Happy Memorial Day (even though the day is just about over)! I hope you all had a great weekend! I for one, am exhausted!
So there’s been something I’ve been thinking about lately and maybe you can relate. Have you ever played a moment over in your head over and over again as if you were watching a movie? Sometimes it happened a long time ago, yet when it plays in your head, you’re practically there.
Since my husband has passed away, I think there are a lot of things I blocked from my memory, perhaps to reappear when I’m ready for it…the mind works in mysterious ways. But there are some bits and pieces that I can just close my eyes and see clear as day. I suppose this is common with people who have lost a loved one. But it’s just weird to me that I feel like I can’t remember everything…like someone has gone into my brain and wiped certain things away because maybe I’m just not ready to remember…I don’t know (something I should possibly read up on!)

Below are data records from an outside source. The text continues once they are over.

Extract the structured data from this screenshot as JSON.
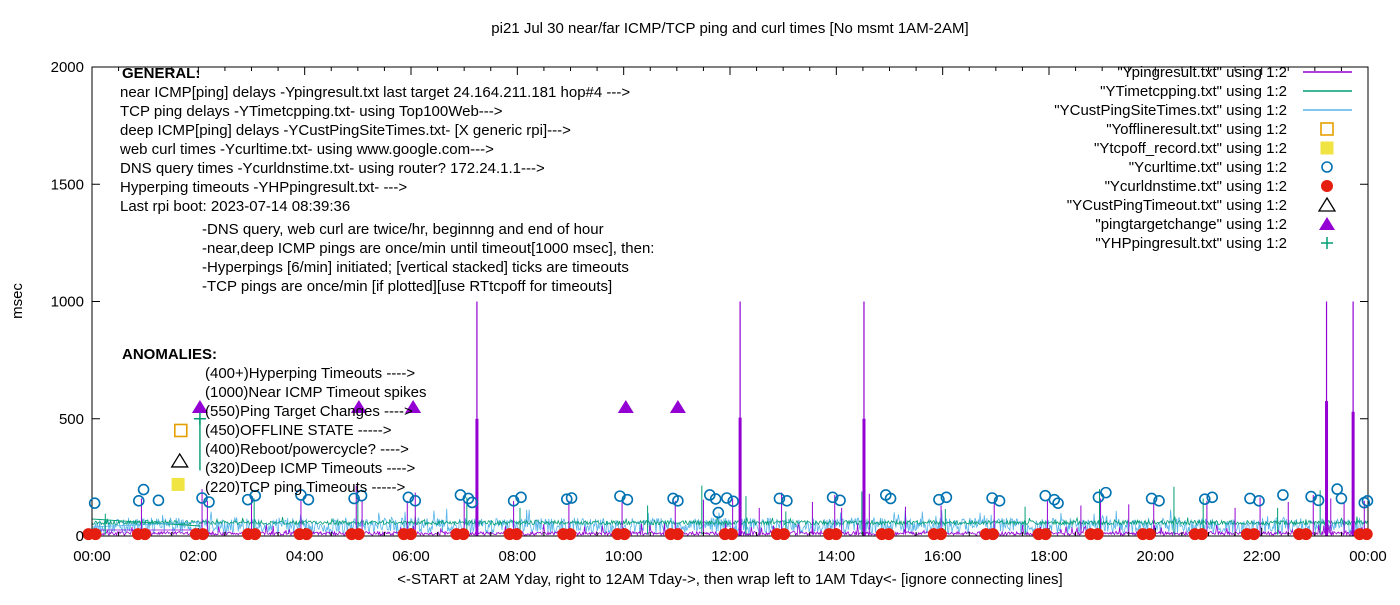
{
  "title": "pi21 Jul 30  near/far ICMP/TCP ping and curl times [No msmt 1AM-2AM]",
  "y_axis": {
    "label": "msec",
    "ticks": [
      0,
      500,
      1000,
      1500,
      2000
    ],
    "range": [
      0,
      2000
    ]
  },
  "x_axis": {
    "tick_labels": [
      "00:00",
      "02:00",
      "04:00",
      "06:00",
      "08:00",
      "10:00",
      "12:00",
      "14:00",
      "16:00",
      "18:00",
      "20:00",
      "22:00",
      "00:00"
    ],
    "hours_span": 24,
    "minor_tick_minutes": 30,
    "caption": "<-START at 2AM Yday, right to 12AM Tday->, then wrap left to 1AM Tday<- [ignore connecting lines]"
  },
  "legend": {
    "entries": [
      {
        "label": "\"Ypingresult.txt\" using 1:2",
        "swatch": "line",
        "color": "#9400d3"
      },
      {
        "label": "\"YTimetcpping.txt\" using 1:2",
        "swatch": "line",
        "color": "#009e73"
      },
      {
        "label": "\"YCustPingSiteTimes.txt\" using 1:2",
        "swatch": "line",
        "color": "#56b4e9"
      },
      {
        "label": "\"Yofflineresult.txt\" using 1:2",
        "swatch": "open-square",
        "color": "#e69f00"
      },
      {
        "label": "\"Ytcpoff_record.txt\" using 1:2",
        "swatch": "filled-square",
        "color": "#f0e442"
      },
      {
        "label": "\"Ycurltime.txt\" using 1:2",
        "swatch": "open-circle",
        "color": "#0072b2"
      },
      {
        "label": "\"Ycurldnstime.txt\" using 1:2",
        "swatch": "filled-circle",
        "color": "#e51e10"
      },
      {
        "label": "\"YCustPingTimeout.txt\" using 1:2",
        "swatch": "open-triangle",
        "color": "#000000"
      },
      {
        "label": "\"pingtargetchange\" using 1:2",
        "swatch": "filled-triangle",
        "color": "#9400d3"
      },
      {
        "label": "\"YHPpingresult.txt\" using 1:2",
        "swatch": "plus",
        "color": "#009e73"
      }
    ]
  },
  "annotations": {
    "general": {
      "heading": "GENERAL:",
      "lines": [
        "near ICMP[ping] delays -Ypingresult.txt last target 24.164.211.181 hop#4 --->",
        "TCP ping delays -YTimetcpping.txt- using Top100Web--->",
        "deep ICMP[ping] delays -YCustPingSiteTimes.txt- [X generic rpi]--->",
        "web curl times -Ycurltime.txt- using www.google.com--->",
        "DNS query times -Ycurldnstime.txt- using router? 172.24.1.1--->",
        "Hyperping timeouts -YHPpingresult.txt- --->",
        "Last rpi boot: 2023-07-14 08:39:36"
      ],
      "sub_lines": [
        "-DNS query, web curl are twice/hr, beginnng and end of hour",
        "-near,deep ICMP pings are once/min until timeout[1000 msec], then:",
        " -Hyperpings [6/min] initiated; [vertical stacked] ticks are timeouts",
        "-TCP pings are once/min [if plotted][use RTtcpoff for timeouts]"
      ]
    },
    "anomalies": {
      "heading": "ANOMALIES:",
      "lines": [
        "(400+)Hyperping Timeouts ---->",
        "(1000)Near ICMP Timeout spikes",
        "(550)Ping Target Changes ---->",
        "(450)OFFLINE STATE ----->",
        "(400)Reboot/powercycle? ---->",
        "(320)Deep ICMP Timeouts ---->",
        "(220)TCP ping Timeouts ----->"
      ]
    }
  },
  "chart_data": {
    "type": "line",
    "title": "pi21 Jul 30  near/far ICMP/TCP ping and curl times [No msmt 1AM-2AM]",
    "xlabel_hours": [
      0,
      24
    ],
    "ylabel": "msec",
    "ylim": [
      0,
      2000
    ],
    "grid": false,
    "legend_position": "top-right",
    "no_measurement_window": "01:00-02:00",
    "series": [
      {
        "key": "near_icmp",
        "name": "Ypingresult.txt near ICMP ping delay",
        "color": "#9400d3",
        "style": "noisy-line",
        "noise": {
          "seed": 7,
          "base": 3,
          "amp": 16,
          "spike_prob": 0.05,
          "spike_amp": 40
        },
        "spikes": [
          [
            0.93,
            160
          ],
          [
            2.07,
            200
          ],
          [
            2.17,
            150
          ],
          [
            3.0,
            160
          ],
          [
            3.93,
            150
          ],
          [
            4.97,
            215
          ],
          [
            5.08,
            150
          ],
          [
            5.93,
            150
          ],
          [
            6.08,
            185
          ],
          [
            7.0,
            150
          ],
          [
            7.93,
            150
          ],
          [
            8.97,
            150
          ],
          [
            9.97,
            145
          ],
          [
            10.97,
            150
          ],
          [
            11.5,
            155
          ],
          [
            12.05,
            160
          ],
          [
            12.55,
            120
          ],
          [
            12.97,
            185
          ],
          [
            13.55,
            145
          ],
          [
            13.97,
            175
          ],
          [
            14.1,
            120
          ],
          [
            14.62,
            180
          ],
          [
            15.3,
            125
          ],
          [
            15.97,
            130
          ],
          [
            16.97,
            140
          ],
          [
            17.97,
            150
          ],
          [
            18.6,
            130
          ],
          [
            18.97,
            160
          ],
          [
            19.5,
            135
          ],
          [
            19.97,
            140
          ],
          [
            20.97,
            150
          ],
          [
            21.5,
            120
          ],
          [
            21.97,
            165
          ],
          [
            22.5,
            145
          ],
          [
            22.97,
            175
          ],
          [
            23.3,
            160
          ],
          [
            23.55,
            140
          ],
          [
            23.93,
            150
          ]
        ],
        "timeout_spikes": [
          [
            7.24,
            1000,
            500
          ],
          [
            12.19,
            1000,
            505
          ],
          [
            14.52,
            1000,
            500
          ],
          [
            23.22,
            1000,
            575
          ],
          [
            23.72,
            1000,
            530
          ]
        ]
      },
      {
        "key": "tcp_ping",
        "name": "YTimetcpping.txt TCP ping delay",
        "color": "#009e73",
        "style": "noisy-line",
        "noise": {
          "seed": 13,
          "base": 48,
          "amp": 18,
          "spike_prob": 0.03,
          "spike_amp": 25
        },
        "spikes": [
          [
            0.25,
            95
          ],
          [
            3.05,
            160
          ],
          [
            5.0,
            165
          ],
          [
            7.05,
            165
          ],
          [
            8.05,
            120
          ],
          [
            10.45,
            130
          ],
          [
            11.47,
            215
          ],
          [
            12.3,
            170
          ],
          [
            13.05,
            105
          ],
          [
            14.48,
            190
          ],
          [
            16.05,
            115
          ],
          [
            17.55,
            125
          ],
          [
            18.95,
            200
          ],
          [
            20.35,
            210
          ],
          [
            20.9,
            160
          ],
          [
            22.3,
            120
          ],
          [
            23.1,
            195
          ]
        ],
        "timeout_spikes": []
      },
      {
        "key": "deep_icmp",
        "name": "YCustPingSiteTimes.txt deep ICMP ping delay",
        "color": "#56b4e9",
        "style": "noisy-line",
        "noise": {
          "seed": 29,
          "base": 8,
          "amp": 70,
          "spike_prob": 0.08,
          "spike_amp": 45
        },
        "spikes": [],
        "timeout_spikes": []
      },
      {
        "key": "curl",
        "name": "Ycurltime.txt web curl times",
        "color": "#0072b2",
        "style": "open-circle",
        "points": [
          [
            0.05,
            140
          ],
          [
            0.88,
            150
          ],
          [
            0.97,
            198
          ],
          [
            1.25,
            152
          ],
          [
            2.07,
            162
          ],
          [
            2.2,
            145
          ],
          [
            2.93,
            155
          ],
          [
            3.07,
            172
          ],
          [
            3.93,
            175
          ],
          [
            4.07,
            155
          ],
          [
            4.93,
            160
          ],
          [
            5.07,
            172
          ],
          [
            5.95,
            165
          ],
          [
            6.08,
            150
          ],
          [
            6.93,
            175
          ],
          [
            7.08,
            160
          ],
          [
            7.15,
            143
          ],
          [
            7.93,
            150
          ],
          [
            8.07,
            165
          ],
          [
            8.93,
            157
          ],
          [
            9.02,
            162
          ],
          [
            9.93,
            170
          ],
          [
            10.07,
            155
          ],
          [
            10.93,
            160
          ],
          [
            11.02,
            150
          ],
          [
            11.62,
            175
          ],
          [
            11.73,
            158
          ],
          [
            11.78,
            100
          ],
          [
            11.94,
            162
          ],
          [
            12.06,
            148
          ],
          [
            12.93,
            160
          ],
          [
            13.07,
            150
          ],
          [
            13.93,
            165
          ],
          [
            14.07,
            152
          ],
          [
            14.93,
            175
          ],
          [
            15.02,
            160
          ],
          [
            15.93,
            155
          ],
          [
            16.07,
            165
          ],
          [
            16.93,
            162
          ],
          [
            17.07,
            150
          ],
          [
            17.93,
            172
          ],
          [
            18.1,
            155
          ],
          [
            18.17,
            140
          ],
          [
            18.93,
            165
          ],
          [
            19.07,
            185
          ],
          [
            19.93,
            160
          ],
          [
            20.07,
            150
          ],
          [
            20.93,
            157
          ],
          [
            21.07,
            165
          ],
          [
            21.78,
            160
          ],
          [
            21.95,
            150
          ],
          [
            22.4,
            175
          ],
          [
            22.93,
            168
          ],
          [
            23.07,
            152
          ],
          [
            23.42,
            200
          ],
          [
            23.5,
            160
          ],
          [
            23.93,
            142
          ],
          [
            23.99,
            150
          ]
        ]
      },
      {
        "key": "dns",
        "name": "Ycurldnstime.txt DNS query times",
        "color": "#e51e10",
        "style": "dot-pair",
        "y_value": 8,
        "hours": [
          0.0,
          0.93,
          2.02,
          3.0,
          3.97,
          4.95,
          5.93,
          6.92,
          7.92,
          8.93,
          9.95,
          10.95,
          11.97,
          12.95,
          13.93,
          14.92,
          15.9,
          16.88,
          17.87,
          18.85,
          19.83,
          20.81,
          21.79,
          22.77,
          23.91
        ]
      },
      {
        "key": "offline",
        "name": "Yofflineresult.txt OFFLINE STATE",
        "color": "#e69f00",
        "style": "open-square",
        "points": [
          [
            1.67,
            450
          ]
        ]
      },
      {
        "key": "tcpoff",
        "name": "Ytcpoff_record.txt TCP ping timeouts",
        "color": "#f0e442",
        "style": "filled-square",
        "points": [
          [
            1.62,
            220
          ]
        ]
      },
      {
        "key": "deep_timeout",
        "name": "YCustPingTimeout.txt deep ICMP timeouts",
        "color": "#000000",
        "style": "open-triangle",
        "points": [
          [
            1.65,
            320
          ]
        ]
      },
      {
        "key": "ping_target_change",
        "name": "pingtargetchange",
        "color": "#9400d3",
        "style": "filled-triangle",
        "points": [
          [
            2.03,
            550
          ],
          [
            5.02,
            550
          ],
          [
            6.04,
            550
          ],
          [
            10.04,
            550
          ],
          [
            11.02,
            550
          ]
        ]
      },
      {
        "key": "hyperping",
        "name": "YHPpingresult.txt hyperping timeouts",
        "color": "#009e73",
        "style": "plus",
        "points": [
          [
            2.03,
            500
          ]
        ],
        "stacks": [
          [
            2.03,
            280,
            500
          ]
        ]
      }
    ],
    "ignore_connecting_lines": true
  },
  "colors": {
    "near_icmp": "#9400d3",
    "tcp_ping": "#009e73",
    "deep_icmp": "#56b4e9",
    "offline": "#e69f00",
    "tcpoff": "#f0e442",
    "curl": "#0072b2",
    "dns": "#e51e10",
    "deep_timeout": "#000000",
    "ping_target_change": "#9400d3",
    "hyperping": "#009e73",
    "background": "#ffffff",
    "foreground": "#000000"
  }
}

I wish I had a full memory bank of my whole 15 years with Dan…it felt so long but yet now feels so incredibly short. There’s so much I pray I don’t forget…like the very first time I saw him. It was in high school and I was coming out of a stairwell and I look into the crowded hallway and in the sea of people, all I see is his head above the rest (he was pretty tall). As I got closer, I saw that he was holding hands with someone so I quickly brushed it off, but god’s honest truth, I felt something, like a connection of some sort. I had no idea what is was and didn’t think about it long because I didn’t even know his name at the time. But something like this, I can close my eyes and see him walking down the crowded hallway perfectly.
As Father’s Day approaches, it seems to be getting a little harder. My heart hurts in a totally different way for my children. We will get through it and make it special though.
Keep. Chugging. Along. Put on a smile and walk out that door…make it a good week!